Trois faiblesses caractérisent le raisonnement des rapporteurs.
Premièrement, ils se sont appuyés sur les données du RSI, tout en reconnaissant que celles-ci sont floues. Le rapport note, page 13, que « le RSI ne dispose d’aucune vision en direct sur les flux d’encaissement et de paiement » et, page 15, que les rapporteurs n’ont pas pu obtenir d’état précis et global des solutions de contournement existantes du système d’information défaillant et de leur impact, la gestion des dysfonctionnements se faisant au prix d’un surinvestissement humain « qu’il n’a pas été possible de quantifier ». Pour remédier à ce problème, nous proposons à l’article 8 de la proposition de loi un contrôle accru du RSI par la Cour des comptes.

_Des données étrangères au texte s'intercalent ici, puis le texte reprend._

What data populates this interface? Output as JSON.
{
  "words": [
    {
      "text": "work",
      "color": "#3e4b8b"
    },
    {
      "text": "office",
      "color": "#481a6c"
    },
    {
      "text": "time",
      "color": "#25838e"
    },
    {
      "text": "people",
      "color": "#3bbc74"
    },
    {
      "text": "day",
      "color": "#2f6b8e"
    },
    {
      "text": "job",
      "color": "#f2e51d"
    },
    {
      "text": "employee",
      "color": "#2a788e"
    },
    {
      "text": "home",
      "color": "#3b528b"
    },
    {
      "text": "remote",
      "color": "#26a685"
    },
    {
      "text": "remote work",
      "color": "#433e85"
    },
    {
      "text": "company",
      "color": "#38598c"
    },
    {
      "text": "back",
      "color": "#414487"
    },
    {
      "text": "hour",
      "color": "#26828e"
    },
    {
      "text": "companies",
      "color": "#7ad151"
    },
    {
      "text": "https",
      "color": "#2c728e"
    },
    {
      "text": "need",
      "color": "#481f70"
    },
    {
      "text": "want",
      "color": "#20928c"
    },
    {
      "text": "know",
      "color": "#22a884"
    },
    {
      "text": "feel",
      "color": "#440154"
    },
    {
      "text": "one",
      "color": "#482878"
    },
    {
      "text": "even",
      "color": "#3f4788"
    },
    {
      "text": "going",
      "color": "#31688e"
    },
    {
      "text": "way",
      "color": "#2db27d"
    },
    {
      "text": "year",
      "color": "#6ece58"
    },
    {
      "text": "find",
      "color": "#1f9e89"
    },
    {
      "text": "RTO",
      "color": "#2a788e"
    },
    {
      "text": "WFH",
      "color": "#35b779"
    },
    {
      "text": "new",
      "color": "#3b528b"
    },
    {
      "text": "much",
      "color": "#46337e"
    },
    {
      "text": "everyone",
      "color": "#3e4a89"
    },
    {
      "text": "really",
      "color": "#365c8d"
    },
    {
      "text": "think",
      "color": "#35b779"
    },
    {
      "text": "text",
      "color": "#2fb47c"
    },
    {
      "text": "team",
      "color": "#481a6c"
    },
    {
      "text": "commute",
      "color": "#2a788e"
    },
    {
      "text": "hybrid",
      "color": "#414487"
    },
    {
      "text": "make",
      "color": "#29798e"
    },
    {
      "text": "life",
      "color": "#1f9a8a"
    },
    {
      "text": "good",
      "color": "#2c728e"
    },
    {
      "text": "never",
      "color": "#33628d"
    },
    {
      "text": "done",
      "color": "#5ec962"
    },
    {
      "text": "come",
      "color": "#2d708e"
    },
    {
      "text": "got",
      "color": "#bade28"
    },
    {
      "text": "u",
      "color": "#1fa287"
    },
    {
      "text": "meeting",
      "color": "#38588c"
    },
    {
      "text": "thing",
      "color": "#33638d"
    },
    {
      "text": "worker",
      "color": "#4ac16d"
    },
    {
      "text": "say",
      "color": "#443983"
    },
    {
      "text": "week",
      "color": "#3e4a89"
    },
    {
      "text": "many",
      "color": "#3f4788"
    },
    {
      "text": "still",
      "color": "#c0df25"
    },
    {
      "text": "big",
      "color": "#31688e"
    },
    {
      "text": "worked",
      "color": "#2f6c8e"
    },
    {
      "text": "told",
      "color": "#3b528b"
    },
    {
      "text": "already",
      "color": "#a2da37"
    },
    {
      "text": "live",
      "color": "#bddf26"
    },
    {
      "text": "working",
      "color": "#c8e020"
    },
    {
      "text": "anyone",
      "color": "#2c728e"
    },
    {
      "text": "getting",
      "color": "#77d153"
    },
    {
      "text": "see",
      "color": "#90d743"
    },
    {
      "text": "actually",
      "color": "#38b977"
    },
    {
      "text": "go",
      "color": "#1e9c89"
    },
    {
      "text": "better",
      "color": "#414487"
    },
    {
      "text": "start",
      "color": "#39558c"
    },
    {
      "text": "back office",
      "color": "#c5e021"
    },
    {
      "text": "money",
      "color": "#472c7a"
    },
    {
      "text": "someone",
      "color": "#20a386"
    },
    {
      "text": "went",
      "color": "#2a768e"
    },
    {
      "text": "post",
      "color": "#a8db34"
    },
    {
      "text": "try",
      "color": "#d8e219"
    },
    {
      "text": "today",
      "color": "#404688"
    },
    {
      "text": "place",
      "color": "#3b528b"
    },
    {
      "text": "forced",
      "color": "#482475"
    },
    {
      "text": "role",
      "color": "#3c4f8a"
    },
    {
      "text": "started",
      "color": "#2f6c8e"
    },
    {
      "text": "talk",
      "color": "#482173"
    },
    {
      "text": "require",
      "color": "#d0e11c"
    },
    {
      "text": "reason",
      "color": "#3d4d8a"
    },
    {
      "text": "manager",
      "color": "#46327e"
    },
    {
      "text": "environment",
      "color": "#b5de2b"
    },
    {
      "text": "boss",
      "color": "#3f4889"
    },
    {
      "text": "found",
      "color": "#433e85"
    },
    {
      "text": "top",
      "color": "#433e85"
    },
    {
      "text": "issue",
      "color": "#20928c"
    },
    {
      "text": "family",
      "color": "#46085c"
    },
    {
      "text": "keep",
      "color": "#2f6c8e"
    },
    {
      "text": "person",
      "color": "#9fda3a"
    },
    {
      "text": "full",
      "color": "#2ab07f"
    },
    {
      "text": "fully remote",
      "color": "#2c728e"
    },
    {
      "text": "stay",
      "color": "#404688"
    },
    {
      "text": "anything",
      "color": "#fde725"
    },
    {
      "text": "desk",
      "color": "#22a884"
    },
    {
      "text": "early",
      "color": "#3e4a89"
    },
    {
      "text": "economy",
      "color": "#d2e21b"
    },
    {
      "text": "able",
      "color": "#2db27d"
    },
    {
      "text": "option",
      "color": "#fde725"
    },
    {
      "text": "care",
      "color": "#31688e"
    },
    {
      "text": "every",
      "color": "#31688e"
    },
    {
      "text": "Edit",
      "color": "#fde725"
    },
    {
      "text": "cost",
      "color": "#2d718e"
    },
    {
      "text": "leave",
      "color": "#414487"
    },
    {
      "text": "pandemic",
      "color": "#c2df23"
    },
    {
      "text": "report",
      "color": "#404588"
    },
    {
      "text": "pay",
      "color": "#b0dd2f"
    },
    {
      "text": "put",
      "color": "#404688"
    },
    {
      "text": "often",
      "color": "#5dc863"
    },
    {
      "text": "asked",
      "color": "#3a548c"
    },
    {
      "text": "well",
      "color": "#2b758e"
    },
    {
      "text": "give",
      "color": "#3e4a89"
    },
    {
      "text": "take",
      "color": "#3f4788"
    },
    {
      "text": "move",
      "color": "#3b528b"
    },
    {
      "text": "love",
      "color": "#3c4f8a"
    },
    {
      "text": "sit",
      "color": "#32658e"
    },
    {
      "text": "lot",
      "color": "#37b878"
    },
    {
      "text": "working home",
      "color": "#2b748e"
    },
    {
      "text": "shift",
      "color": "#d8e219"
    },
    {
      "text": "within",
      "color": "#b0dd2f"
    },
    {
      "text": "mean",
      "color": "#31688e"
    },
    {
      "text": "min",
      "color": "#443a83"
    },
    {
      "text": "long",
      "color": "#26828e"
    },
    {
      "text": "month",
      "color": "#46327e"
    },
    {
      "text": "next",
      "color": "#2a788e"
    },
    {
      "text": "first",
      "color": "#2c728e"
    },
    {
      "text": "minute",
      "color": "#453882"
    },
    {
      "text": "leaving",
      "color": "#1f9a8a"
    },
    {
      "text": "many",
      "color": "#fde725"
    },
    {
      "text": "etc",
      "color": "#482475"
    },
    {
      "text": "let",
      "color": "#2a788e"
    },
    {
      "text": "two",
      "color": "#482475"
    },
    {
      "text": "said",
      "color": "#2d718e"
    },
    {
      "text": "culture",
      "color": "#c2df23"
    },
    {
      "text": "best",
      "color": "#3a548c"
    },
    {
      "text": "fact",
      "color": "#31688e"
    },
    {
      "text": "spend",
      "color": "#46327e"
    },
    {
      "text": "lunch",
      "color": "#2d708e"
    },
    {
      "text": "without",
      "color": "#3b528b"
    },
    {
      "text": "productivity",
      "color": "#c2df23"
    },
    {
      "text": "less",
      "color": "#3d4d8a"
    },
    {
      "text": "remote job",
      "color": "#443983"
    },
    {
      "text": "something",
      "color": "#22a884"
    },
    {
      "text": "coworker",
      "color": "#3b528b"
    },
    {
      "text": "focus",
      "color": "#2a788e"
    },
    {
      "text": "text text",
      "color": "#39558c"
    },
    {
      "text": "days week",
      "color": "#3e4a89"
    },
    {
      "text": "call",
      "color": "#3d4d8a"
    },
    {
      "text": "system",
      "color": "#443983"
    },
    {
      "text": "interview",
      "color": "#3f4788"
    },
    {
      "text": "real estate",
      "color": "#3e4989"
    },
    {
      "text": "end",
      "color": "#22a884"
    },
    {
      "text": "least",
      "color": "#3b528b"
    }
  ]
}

Deuxièmement, malgré ce manque de données précises, les rapporteurs prennent pour thèse principale, page 8 du rapport, que les anomalies constatées aujourd’hui seraient liées au fait que le RSI fonctionnerait bien mieux qu’avant, ce qui aurait fait ressurgir des problèmes de taxation pour les années où il fonctionnait mal et serait générateur d’incompréhension ou de colère. Voilà qui est contre-intuitif, et surtout faux, car, malheureusement, les dysfonctionnements perdurent bel et bien, comme le démontrent d’ailleurs les rapporteurs qui estiment, en page 14, qu’« il est à craindre qu’une part non négligeable des dysfonctionnements soit appelée à perdurer tant que l’architecture des systèmes d’information ne sera pas totalement revue et transformée » : cela prouve qu’un « ripolinage » ne suffira pas. Les dysfonctionnements du RSI ont une cause structurelle, fort bien soulignée dans le rapport, liée à son organisation informatique.
Troisièmement, les rapporteurs se trompent d’outil et de combat, en proposant de s’appuyer sur un RSI « new age » pour restaurer la confiance, alors qu’ils reconnaissent eux-mêmes que le climat de méfiance envers le régime n’a cessé d’empirer depuis la fin de l’année 2014 pour des raisons structurelles, et cela alors même que Marisol Touraine pronostiquait ici même en novembre 2013, dans le cadre du projet de loi de financement de la sécurité sociale pour 2014, que « l’année 2014 verra[it] la résolution de ces problèmes. » On ne résout pas les problèmes logistiques d’une entreprise en nettoyant la vitrine !
Faute de recommander le changement de la colonne vertébrale informatique du RSI, le rapport multiplie les mesurettes cosmétiques. Il suggère d’améliorer la qualité de service par internet, alors qu’il indique, en page 11, que seulement un tiers des assurés utilisent les moyens dématérialisés. Il souhaite rendre plus lisible les courriers du RSI en revoyant les modèles de lettres, alors que le problème est plutôt dans les additions de chiffres. Il promeut naïvement des « réunions Tupperware » avec les partenaires, pour faire de la sensibilisation.
Alors que le rapport Verdier-Bulteau prescrit de l’homéopathie pour patienter, nous réclamons, nous, des antibiotiques pour guérir. Au travers de cette proposition de loi, nous souhaitons qu’en attendant la chirurgie lourde, les dysfonctionnements structurels ne handicapent pas la vie des entreprises et nous proposons que ce soit le Parlement qui restaure la confiance dans le RSI en contraignant ce dernier à une réforme copernicienne.